ELEPHANT SUGAR-CANE, MACKAY.
Mackay is a small town, owing its existence to the production of sugar, and the vicinity, celebrated for its fertility, is at the present time the most important sugar-producing district of the colony. Queensland has been found to be upon the whole especially adapted to the cultivation of the sugar-cane, and the colonists have learned how to overcome all the disadvantages of the climate, so that the sugar-cane is raised not only in the tropical regions in the north, but also as far south as the vicinity of Brisbane. The work on these plantations has in a great measure been done by the natives of the South Sea Islands, who in Australia are called Kanakas—a capable and intelligent race, especially suited to this kind of work, for they are strong, and endure the tropical heat far better than the whites. They contract to stay three years, and are paid £18, and get a free passage both ways. As a rule they are well treated on the plantations, and it frequently happens that they settle in the land. They are well liked, because they are willing to work; but they are hated by the white workmen, who look upon them as competitors. Many abuses have crept in through the introduction of the Kanakas, and the Government, earnestly supported by the white working men, has to a great extent prohibited their importation. The result is that it has become necessary to limit the cultivation of sugar in many places, which is very unfortunate, for the Queensland sugar is strong and of an excellent quality.
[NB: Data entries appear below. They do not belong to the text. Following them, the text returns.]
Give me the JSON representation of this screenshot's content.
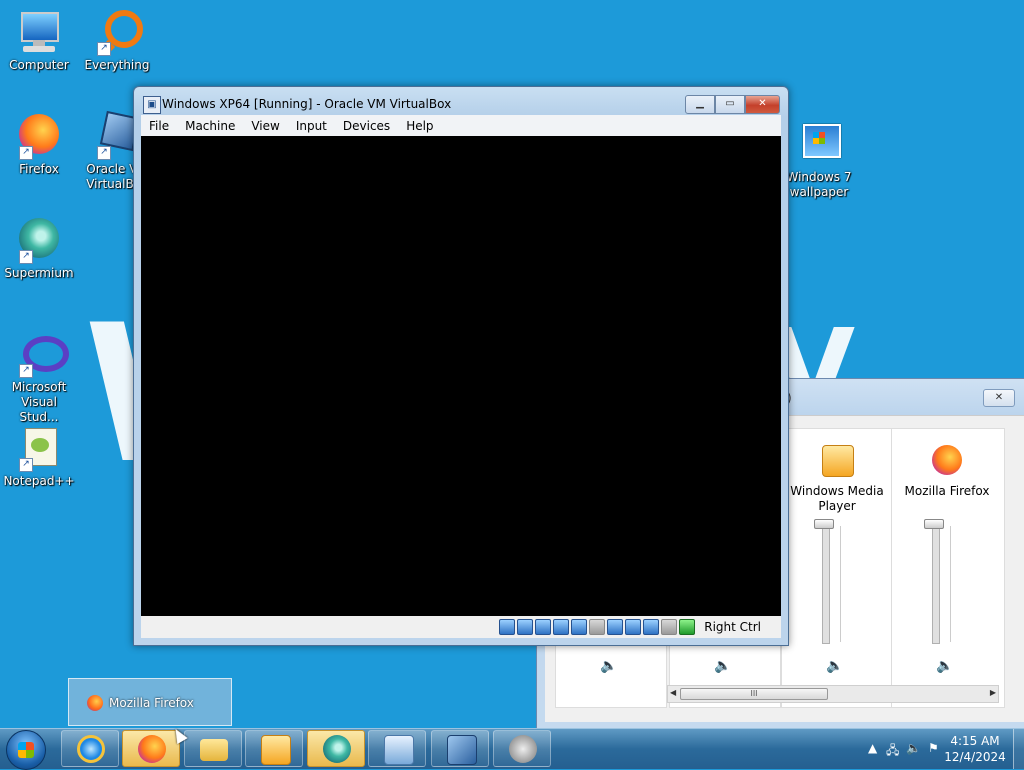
{
  "desktop": {
    "icons": [
      {
        "label": "Computer"
      },
      {
        "label": "Everything"
      },
      {
        "label": "Firefox"
      },
      {
        "label": "Oracle VM VirtualBox"
      },
      {
        "label": "Supermium"
      },
      {
        "label": "Microsoft Visual Stud..."
      },
      {
        "label": "Notepad++"
      },
      {
        "label": "Windows 7 wallpaper"
      }
    ]
  },
  "vbox": {
    "title": "Windows XP64 [Running] - Oracle VM VirtualBox",
    "menu": [
      "File",
      "Machine",
      "View",
      "Input",
      "Devices",
      "Help"
    ],
    "host_key": "Right Ctrl"
  },
  "mixer": {
    "title_fragment": ")",
    "apps": [
      {
        "label": "Windows Media Player"
      },
      {
        "label": "Mozilla Firefox"
      }
    ],
    "scroll_grip": "III"
  },
  "taskbar": {
    "thumbnail_label": "Mozilla Firefox",
    "clock_time": "4:15 AM",
    "clock_date": "12/4/2024"
  },
  "colors": {
    "desktop_bg": "#1d9ad9",
    "vm_screen": "#000000",
    "close_button": "#c4402b"
  }
}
There is an abundance of fertile lands, so that the production of sugar must in time become one of the most important industries of the colony.
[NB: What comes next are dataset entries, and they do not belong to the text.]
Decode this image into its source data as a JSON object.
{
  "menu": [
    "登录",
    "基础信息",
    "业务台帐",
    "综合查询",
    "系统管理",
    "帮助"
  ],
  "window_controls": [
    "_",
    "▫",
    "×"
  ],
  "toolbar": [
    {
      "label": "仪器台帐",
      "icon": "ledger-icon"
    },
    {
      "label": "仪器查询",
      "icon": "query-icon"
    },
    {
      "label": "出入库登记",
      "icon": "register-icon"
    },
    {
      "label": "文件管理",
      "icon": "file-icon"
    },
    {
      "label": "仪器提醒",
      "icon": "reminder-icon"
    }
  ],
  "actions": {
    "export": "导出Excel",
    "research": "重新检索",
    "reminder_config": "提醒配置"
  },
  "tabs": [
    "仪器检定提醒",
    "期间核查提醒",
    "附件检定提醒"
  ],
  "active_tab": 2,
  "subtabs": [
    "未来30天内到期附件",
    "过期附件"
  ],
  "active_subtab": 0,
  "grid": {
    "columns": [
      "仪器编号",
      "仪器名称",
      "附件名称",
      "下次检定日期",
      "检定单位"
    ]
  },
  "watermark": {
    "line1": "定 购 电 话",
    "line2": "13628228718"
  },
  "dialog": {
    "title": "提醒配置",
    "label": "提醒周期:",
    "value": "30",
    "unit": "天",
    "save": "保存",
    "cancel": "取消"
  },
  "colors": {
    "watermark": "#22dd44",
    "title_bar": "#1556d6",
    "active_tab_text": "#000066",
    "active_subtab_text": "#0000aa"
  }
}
During my sojourn in Mackay my dog, a fine Gordon setter, was exposed to great danger at a station near the town. She suddenly stopped in the high grass, and as I cautiously drew near I discovered in front of her a splendid specimen of the black snake (Pseudechis), whose head had assumed the flat form which is peculiar to venomous snakes when they become excited. The hot weather had made it still more angry. With the head slightly raised from the ground, it lay just ready to give my dog a fatal bite if the latter made the slightest motion. I hastily called the dog back, broke off a branch from a tree, and killed the treacherous enemy, the most venomous snake of Australia. It was glistening black with a reddish belly, and longer than myself when I held it up.
MY GORDON SETTER POINTING A BLACK SNAKE.
In July I embarked in a coasting steamer which was to take me farther north, and after a journey of two days we reached Townsville. The steam-launch met us out in the bay in order to bring us ashore, for the harbour is so shallow that large ships cannot lie alongside the wharf. Townsville is situated on Cleveland Bay, partly along a little river and partly on the slope of a mountain which rises to the elevation of 900 feet above the town. The latter accordingly has a very fine situation. The locality now occupied by Townsville was first discovered in 1864. The town is growing so rapidly that it is already regarded as the chief metropolis of Northern Queensland, and there is no doubt that it will take the first rank when this part of Queensland is divided from the south as a separate colony.
The value of land in this city, which now contains about 7000 inhabitants, has risen so enormously that it borders on the phenomenal, even in a newly settled land like this. Thus it has not unfrequently happened that a lot in the course of two or three years has doubled in value several times.
Townsville is the terminal station of the northern railway, and were it not for the shallow harbour it might safely be predicted that it would become one of the principal cities of Australia, both on account of its extensive shipping and of the rich soil of the interior. The chief industry in the vicinity is cattle and sheep-raising, and wool is the principal article of export. Nor is the town without importance in relation to the rich gold beds at Charters Towers. As Townsville has an agreeable climate, the squatters in the arid west are accustomed to come to the comfortable Queen’s Hotel, which is situated by the seaside, in order to seek recreation after all their hard work and privations. I also put up at the Queen’s, which in spite of its northern situation is undoubtedly the best hotel in Queensland; but this is, after all, not saying very much in its favour.